Para Tart, é necessário estudar os estados alterados de consciência e, em particular, o fenômeno da EFC utilizando a metodologia da ciência convencional a partir de um estado alterado de consciência, com sua própria percepção e lógica pertencentes a este EAC, criando, assim, a sua própria ciência específica. Caso contrário, nos vemos na seguinte situação: considere um experimento envolvendo um estado profundo de meditação que produza uma experiência de unidade; o experimentador diz ao pesquisador que "você e eu, criaturas, somos um, não existe individualidades!"; o pesquisador percebe e deduz que o experimentador mostra um confuso senso de identidade e um processo de distorção da forma de pensar, ou, então, mostra pouco contato com a realidade.
O experimentador está falando do que é óbvio para ele e o pesquisador deduzindo o que também é óbvio para ele. O paradigma implícito do pesquisador, baseado no seu treino específico, embasamento cultural e estado de vigília física ordinária, é fundamentado no fato de que ele e o experimentador são entidades físicas sem conexão energética, indicando que a interpretação do experimentador traduz apenas sua disfunção mental. Já o experimentador, tendo seu paradigma radicalmente alterado no momento por estar num EAC, não somente reporta o que é obviamente verdadeiro para ele, mas percebe que o pesquisador demonstra uma certa disfunção mental pelo fato de ser incapaz de perceber o óbvio.
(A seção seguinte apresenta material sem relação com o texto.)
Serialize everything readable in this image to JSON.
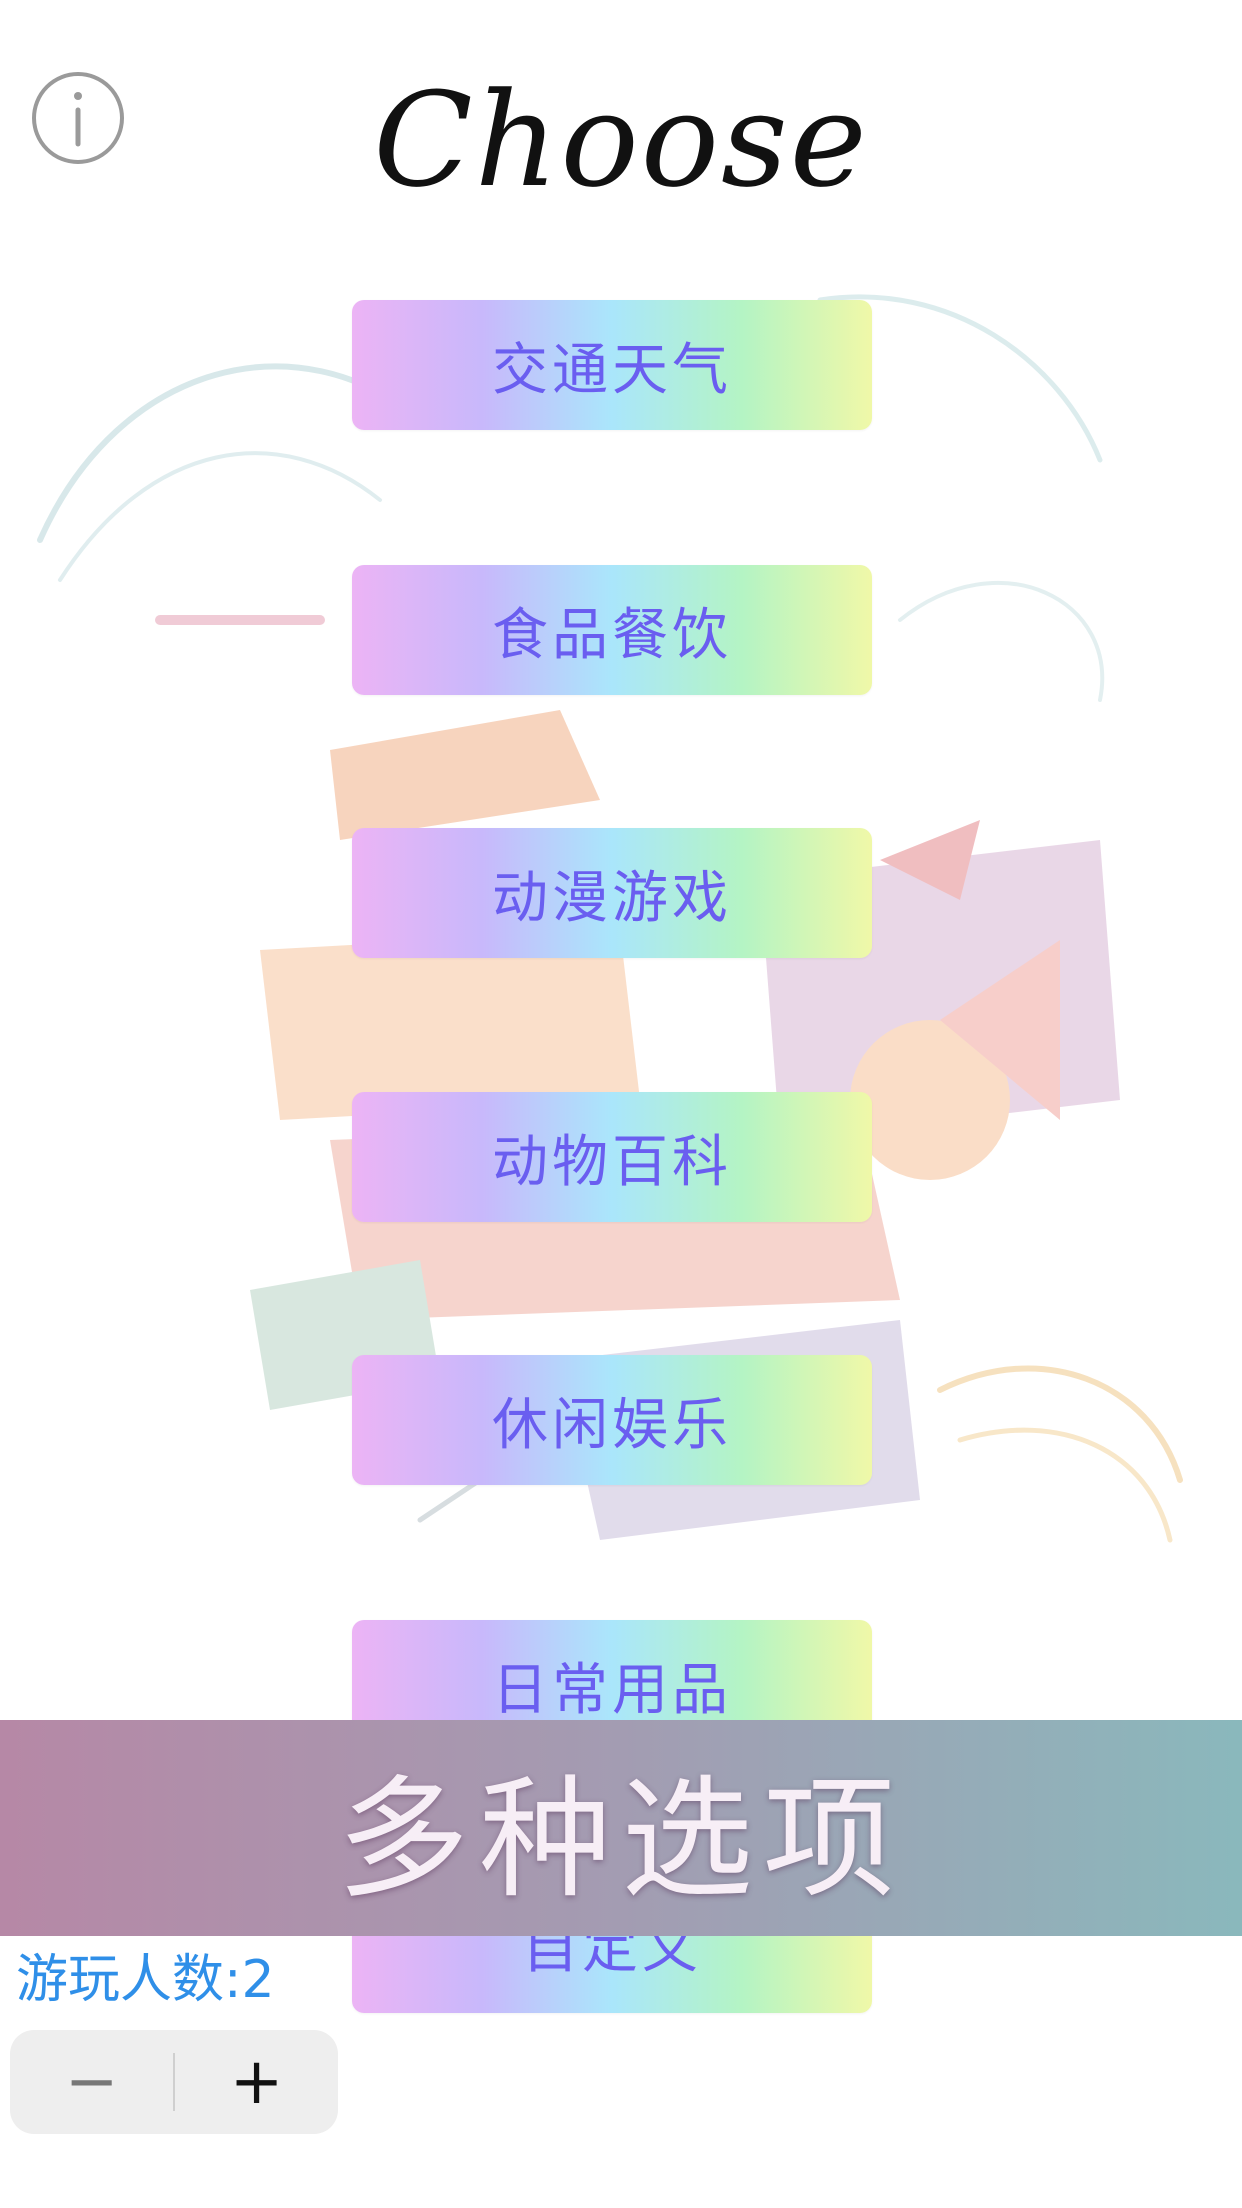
{
  "header": {
    "title": "Choose",
    "info_icon": "info-circle-icon"
  },
  "categories": [
    {
      "label": "交通天气"
    },
    {
      "label": "食品餐饮"
    },
    {
      "label": "动漫游戏"
    },
    {
      "label": "动物百科"
    },
    {
      "label": "休闲娱乐"
    },
    {
      "label": "日常用品"
    },
    {
      "label": "自定义"
    }
  ],
  "banner": {
    "text": "多种选项"
  },
  "players": {
    "label": "游玩人数:2",
    "minus_symbol": "−",
    "plus_symbol": "+"
  },
  "colors": {
    "button_text": "#6a5ef0",
    "player_text": "#2f8fe8",
    "banner_start": "#b688a6",
    "banner_end": "#8ab8bc"
  }
}
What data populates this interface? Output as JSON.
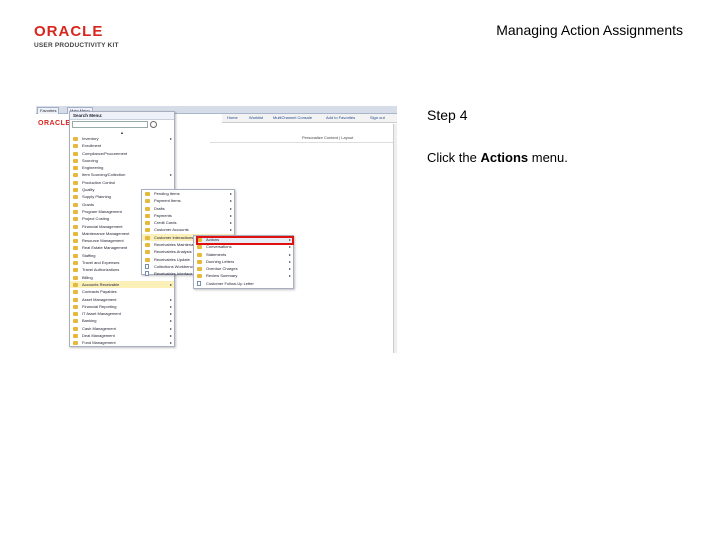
{
  "slide": {
    "title": "Managing Action Assignments",
    "logo_primary": "ORACLE",
    "logo_secondary": "USER PRODUCTIVITY KIT"
  },
  "screenshot": {
    "tabs": [
      "Favorites",
      "Main Menu"
    ],
    "top_links": [
      "Home",
      "Worklist",
      "MultiChannel Console",
      "Add to Favorites",
      "Sign out"
    ],
    "logo": "ORACLE",
    "personalize": "Personalize Content | Layout",
    "menu_title": "Search Menu:",
    "menu_items": [
      "Inventory",
      "Enrollment",
      "Compliance/Procurement",
      "Sourcing",
      "Engineering",
      "Item Sourcing/Collection",
      "Production Control",
      "Quality",
      "Supply Planning",
      "Grants",
      "Program Management",
      "Project Costing",
      "Financial Management",
      "Maintenance Management",
      "Resource Management",
      "Real Estate Management",
      "Staffing",
      "Travel and Expenses",
      "Travel Authorizations",
      "Billing",
      "Accounts Receivable",
      "Contracts Payables",
      "Asset Management",
      "Financial Reporting",
      "IT Asset Management",
      "Banking",
      "Cash Management",
      "Deal Management",
      "Fund Management"
    ],
    "highlighted_menu_item": "Accounts Receivable",
    "submenu_items": [
      "Pending Items",
      "Payment Items",
      "Drafts",
      "Payments",
      "Credit Cards",
      "Customer Accounts",
      "Customer Interactions",
      "Receivables Maintenance",
      "Receivables Analysis",
      "Receivables Update",
      "Collections Workbench",
      "Receivables Interface Set Tasks"
    ],
    "highlighted_submenu_item": "Customer Interactions",
    "actions_items": [
      "Actions",
      "Conversations",
      "Statements",
      "Dunning Letters",
      "Overdue Charges",
      "Review Summary",
      "Customer Follow-Up Letter"
    ],
    "selected_action_item": "Actions"
  },
  "step": {
    "label": "Step 4",
    "instruction_prefix": "Click the ",
    "instruction_bold": "Actions",
    "instruction_suffix": " menu."
  },
  "colors": {
    "oracle_red": "#d7261e",
    "highlight": "#fbf0b8",
    "callout_red": "#e01010"
  }
}
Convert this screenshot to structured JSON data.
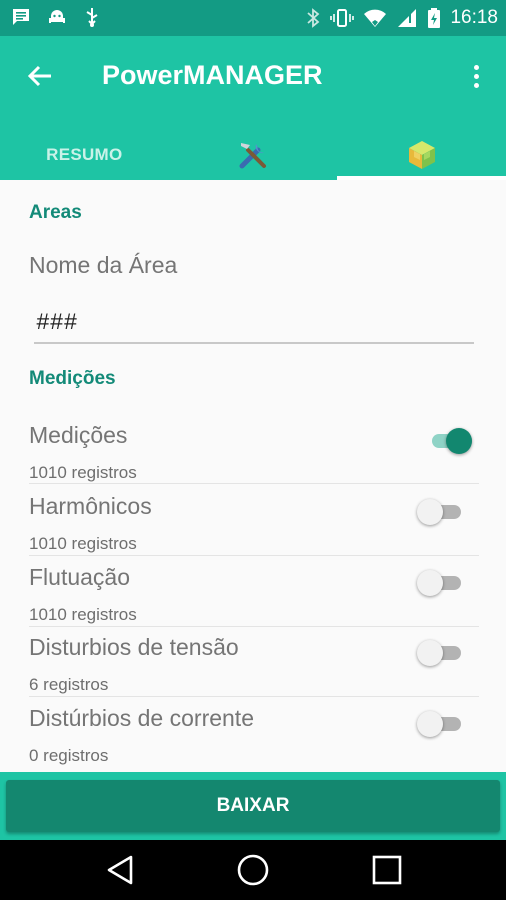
{
  "status_bar": {
    "time": "16:18"
  },
  "app_bar": {
    "title": "PowerMANAGER",
    "tabs": [
      {
        "label": "RESUMO"
      },
      {
        "icon": "tools-icon"
      },
      {
        "icon": "cube-icon",
        "active": true
      }
    ]
  },
  "areas": {
    "header": "Areas",
    "field_label": "Nome da Área",
    "field_value": "###"
  },
  "medicoes": {
    "header": "Medições",
    "items": [
      {
        "title": "Medições",
        "subtitle": "1010 registros",
        "enabled": true
      },
      {
        "title": "Harmônicos",
        "subtitle": "1010 registros",
        "enabled": false
      },
      {
        "title": "Flutuação",
        "subtitle": "1010 registros",
        "enabled": false
      },
      {
        "title": "Disturbios de tensão",
        "subtitle": "6 registros",
        "enabled": false
      },
      {
        "title": "Distúrbios de corrente",
        "subtitle": "0 registros",
        "enabled": false
      }
    ]
  },
  "actions": {
    "download_label": "BAIXAR"
  },
  "colors": {
    "primary": "#1ec4a4",
    "status_bar": "#139b84",
    "accent": "#12876f",
    "section_header": "#138a78"
  }
}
Concluindo, a experiência fora do corpo é um fenômeno fisiológico que ocorre todas as noites depois que estamos dormindo, e que, devido ao nosso pequeno grau de lucidez em razão do cansaço, da rotina, dos afazeres, do dia de trabalho, está sempre mesclada com sonhos e muito raramente é lembrada (já sonhou que está voando?). Mediante muito treino e uma férrea determinação, pode ser produzida por qualquer pessoa, já que existem algumas centenas de métodos. Mas para quê ou por quê?
Segundo o professor Waldo Vieira, que se intitula autoridade máxima no assunto no Brasil, o objetivo é estudar o fenômeno de modo a agilizar o processo evolutivo individual através de EFC’s lúcidas, diárias e rememoradas, sendo que a figura do pesquisador se confunde com a do experimentador. Pelo que entendemos, o objetivo de se produzir lucidamente EFC’s, por vontade própria, deve ser, primordialmente, o autoconhecimento através de experiências que o coloquem à par de suas existências anteriores, de forma a compreender o seu aqui e agora multidimensional . A partir de então, numa segunda etapa, pesquisar seriamente o fenômeno utilizando-se dos métodos da ciência convencional, tal como proposto anteriormente por Charles Theodore Tart, produzindo-se papers e artigos científicos que criem, definitivamente, uma base científica de sustentação.